Backbones & Autonomy
By Dr Helen Burns
This response was written after the first meeting of the Creative Pedagogy & Pathways Group
Strengthen our backbone.
“We are all in our own worlds, busily contending with trying to survive and do a good job for people. We don’t get time to think about the big picture or about how we have come to this. I think arts ed practitioners need some kind of CPD which helps us to understand and be able to articulate the context for our work, theoretically and coherently. I think this would need to include a historical perspective of arts in education. This would go right back to Plato and Aristotle and to dualistic ideas which polarise thinking into academic/intellectual as opposed to sensory activities/things we do with our hands – these ideas pervade into todays education system and de-value art.
We should also look at historical, political agendas in relation to arts education and of course, at neoliberalism and how this shapes and negates art education. We then need to look at alternate ways forward. This would include strengthening understanding of a cognitive and metacognitive perspective of the value of art experience (Eisner, Efland etc.). I think we should also look again at imagination and creativity because a lot of what is said about these has become quite rhetorical – with imagination barely understood really. What does this imply for pedagogy (Dewey, Atkinson, Greene etc.). That’s how I would do this anyway – and within a format where practitioners are creatively constructing their own overview/articulation/model…perhaps as an artwork, from the information provided (I’ve done something like this before, where practitioners constructed a map/image as we went through the ideas). I like your Russian doll idea (I’m a collector)…it’s like building a russian doll where you have put together and related layers of knowledge, to make an intrinsically strong piece of thinking, which has real integrity because it is well-informed, related to your own experience and therefore, you have strong belief in it.
Enabling people to develop autonomy, in and through art.
I imagine some kind of very light touch scheme, which provides just enough structure to support people in school/community settings to set up a project which does not have to comply with official agendas. This is inspired by Keri Facer, who talks about small, grass roots projects as a means of combatting neo-liberal capitalism which is the source of climate emergency – you can’t fight from within the system – you have to find another way. We need to help people find other ways. Other ways to be free to do art but through this, ways to be free to think and to have personal and democratic agency.

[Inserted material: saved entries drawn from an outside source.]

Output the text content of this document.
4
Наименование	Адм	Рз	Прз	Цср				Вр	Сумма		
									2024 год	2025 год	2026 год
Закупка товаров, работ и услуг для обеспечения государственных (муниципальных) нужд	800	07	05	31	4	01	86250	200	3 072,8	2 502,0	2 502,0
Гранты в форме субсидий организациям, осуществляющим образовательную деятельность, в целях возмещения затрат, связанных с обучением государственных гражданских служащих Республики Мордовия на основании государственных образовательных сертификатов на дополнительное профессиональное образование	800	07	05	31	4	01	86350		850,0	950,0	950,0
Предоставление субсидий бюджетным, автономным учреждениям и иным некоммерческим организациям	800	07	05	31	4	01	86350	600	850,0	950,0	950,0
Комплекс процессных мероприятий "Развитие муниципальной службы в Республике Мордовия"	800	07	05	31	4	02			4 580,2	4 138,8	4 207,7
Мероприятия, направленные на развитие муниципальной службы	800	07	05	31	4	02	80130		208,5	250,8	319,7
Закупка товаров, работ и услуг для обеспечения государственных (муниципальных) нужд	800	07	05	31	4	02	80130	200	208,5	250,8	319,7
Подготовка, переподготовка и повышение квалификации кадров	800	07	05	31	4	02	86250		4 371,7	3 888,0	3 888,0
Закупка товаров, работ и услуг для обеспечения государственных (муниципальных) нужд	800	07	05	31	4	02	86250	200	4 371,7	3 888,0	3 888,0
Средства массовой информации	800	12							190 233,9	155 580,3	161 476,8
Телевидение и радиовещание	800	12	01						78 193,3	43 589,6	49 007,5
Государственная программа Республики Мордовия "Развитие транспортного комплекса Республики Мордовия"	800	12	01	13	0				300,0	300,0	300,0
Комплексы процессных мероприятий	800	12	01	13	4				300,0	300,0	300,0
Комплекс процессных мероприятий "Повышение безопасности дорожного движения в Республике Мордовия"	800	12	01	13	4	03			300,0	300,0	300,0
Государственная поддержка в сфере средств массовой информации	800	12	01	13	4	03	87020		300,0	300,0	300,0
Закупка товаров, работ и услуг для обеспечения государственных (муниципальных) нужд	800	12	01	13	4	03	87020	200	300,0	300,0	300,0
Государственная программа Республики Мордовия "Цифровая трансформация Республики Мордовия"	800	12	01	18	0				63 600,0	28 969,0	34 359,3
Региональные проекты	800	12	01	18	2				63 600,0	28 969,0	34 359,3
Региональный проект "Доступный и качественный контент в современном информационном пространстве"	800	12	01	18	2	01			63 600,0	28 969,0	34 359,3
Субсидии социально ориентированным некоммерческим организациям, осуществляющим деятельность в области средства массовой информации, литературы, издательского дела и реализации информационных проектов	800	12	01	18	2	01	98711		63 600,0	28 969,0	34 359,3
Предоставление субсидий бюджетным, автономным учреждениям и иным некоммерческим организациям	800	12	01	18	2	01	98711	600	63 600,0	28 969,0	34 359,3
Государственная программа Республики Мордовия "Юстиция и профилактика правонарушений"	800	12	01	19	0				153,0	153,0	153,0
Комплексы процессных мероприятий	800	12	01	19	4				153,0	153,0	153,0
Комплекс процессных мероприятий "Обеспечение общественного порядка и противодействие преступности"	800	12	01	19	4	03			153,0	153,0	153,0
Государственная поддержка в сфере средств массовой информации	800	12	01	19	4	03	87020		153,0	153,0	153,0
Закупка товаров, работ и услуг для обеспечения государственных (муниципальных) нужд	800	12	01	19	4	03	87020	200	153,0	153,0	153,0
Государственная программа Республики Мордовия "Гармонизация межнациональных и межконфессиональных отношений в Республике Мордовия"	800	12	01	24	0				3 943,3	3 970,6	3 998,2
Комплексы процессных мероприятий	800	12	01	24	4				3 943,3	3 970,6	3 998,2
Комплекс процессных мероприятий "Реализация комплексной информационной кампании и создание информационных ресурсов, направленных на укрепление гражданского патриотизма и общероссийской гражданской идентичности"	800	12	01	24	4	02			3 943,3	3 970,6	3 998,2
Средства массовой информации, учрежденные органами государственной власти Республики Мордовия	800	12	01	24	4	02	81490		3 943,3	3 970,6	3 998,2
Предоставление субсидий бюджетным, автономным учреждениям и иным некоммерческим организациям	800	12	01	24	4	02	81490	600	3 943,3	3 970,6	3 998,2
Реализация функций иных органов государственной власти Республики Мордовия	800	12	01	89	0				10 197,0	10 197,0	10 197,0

Practically, I imagine offering ‘start up’ workshops which equip people to get projects going. Offering help with the project design. Being able to offer a small amount of money for the project, with access to artists, resources etc. Preferably being able to do some research around these projects – but doing research rather than asking for reports etc. There could be a blog or something which connects the projects.
I think that one part of the support should include enabling people to develop an understanding of metacognition, through art experiences, about imagination, creativity and voice/agency.”